Average daily traffic (T), Sum of heavy good vehicle traffic (H), Road category (R), Curve radius (C), Number of lanes (L).

The investigated infrastructure attributes were required to be available in the national road database. The investigated geographical information system of the road network have had to be composed of homogenous sections in regard the investigated attributes. To simplify the process of parameterization, the considered infrastructure attributes have been represented by unified scales (scales are increasing quantitatively and corresponding to existing coding in case of the road category) (Table 1). Representing scale values (from 1 to 5) of these 5 infrastructure attributes (T; H; R; C; L) can be assigned to every homogenous sections of the infrastructure.

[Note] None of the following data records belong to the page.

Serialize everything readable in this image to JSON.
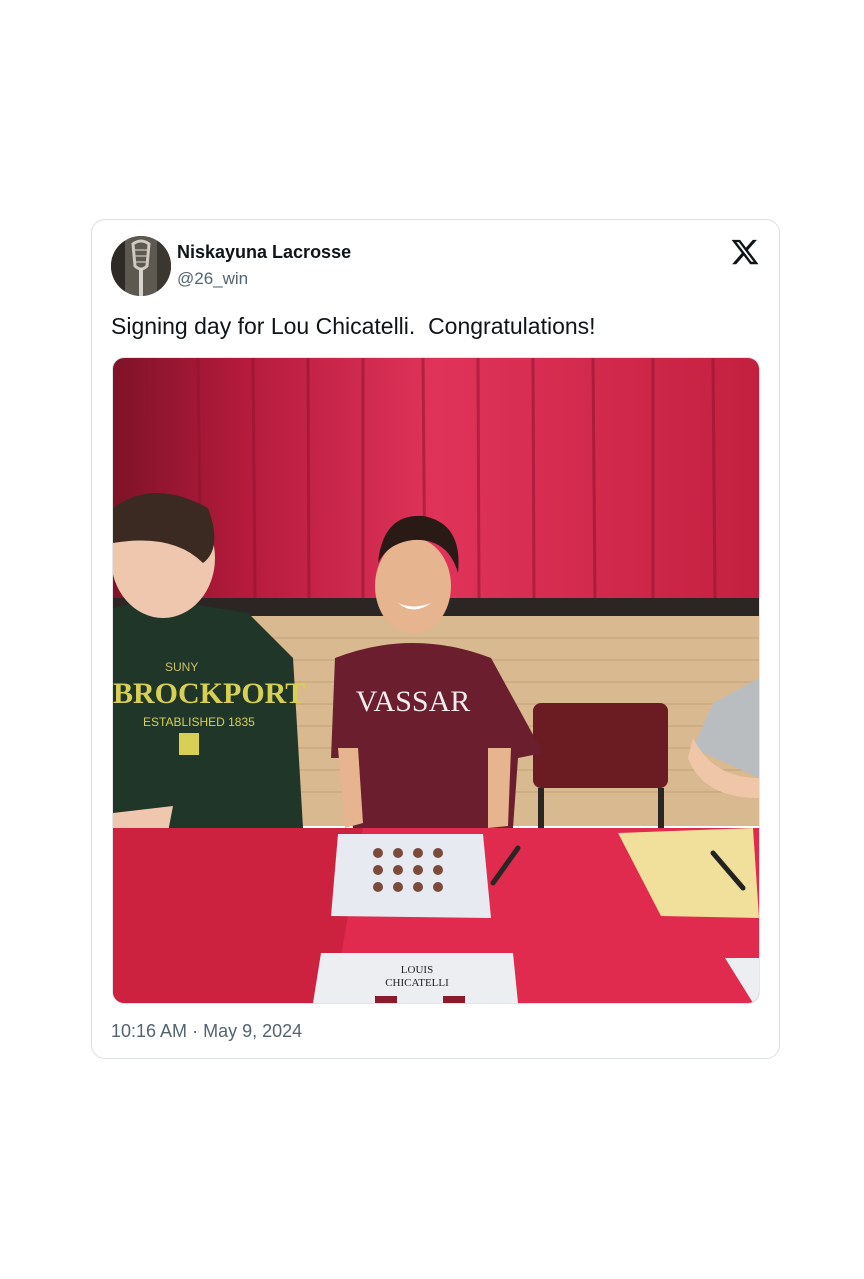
{
  "author": {
    "display_name": "Niskayuna Lacrosse",
    "handle": "@26_win"
  },
  "tweet": {
    "text": "Signing day for Lou Chicatelli.  Congratulations!",
    "time": "10:16 AM",
    "separator": "·",
    "date": "May 9, 2024"
  },
  "photo": {
    "hoodie_line1": "SUNY",
    "hoodie_line2": "BROCKPORT",
    "hoodie_line3": "ESTABLISHED 1835",
    "shirt_text": "VASSAR",
    "name_card_line1": "LOUIS",
    "name_card_line2": "CHICATELLI"
  },
  "icons": {
    "platform_logo": "x-logo-icon"
  },
  "colors": {
    "text_primary": "#0f1419",
    "text_secondary": "#536471",
    "card_border": "#dcdfe3"
  }
}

In the next step, it has been weighted, how much is the importance of providing appropriate quality information in case of the typical accident situations influenced by road attributes (e.g. it is probably more important to give the right information, in the right place at the right time on a road section with high-traffic volume, than on a section with low-traffic). 10 points have been distributed between the road attributes in proportion to the rate of the influence, in case of every accident situations (Table 2.). Beside the rate, the direction of influence has also been identified and indicated in Table 2. The bold numbers indicate positive correlation: these are the cases when higher scale values of the road attributes mean increased risk of the occurrence of the defined accident types (e.g. the probability of missing to exit the motorway is greater on a road section with larger number of lanes, as well as on sections with high-traffic volume). Italic numbers indicate the opposite effect: in this cases, higher scale values of the road attributes means a lower risk in the accident situations (e.g. higher traffic volume decreases the probability of entering a motorway in irregular direction as the driver can see the right traffic behaviour around himself).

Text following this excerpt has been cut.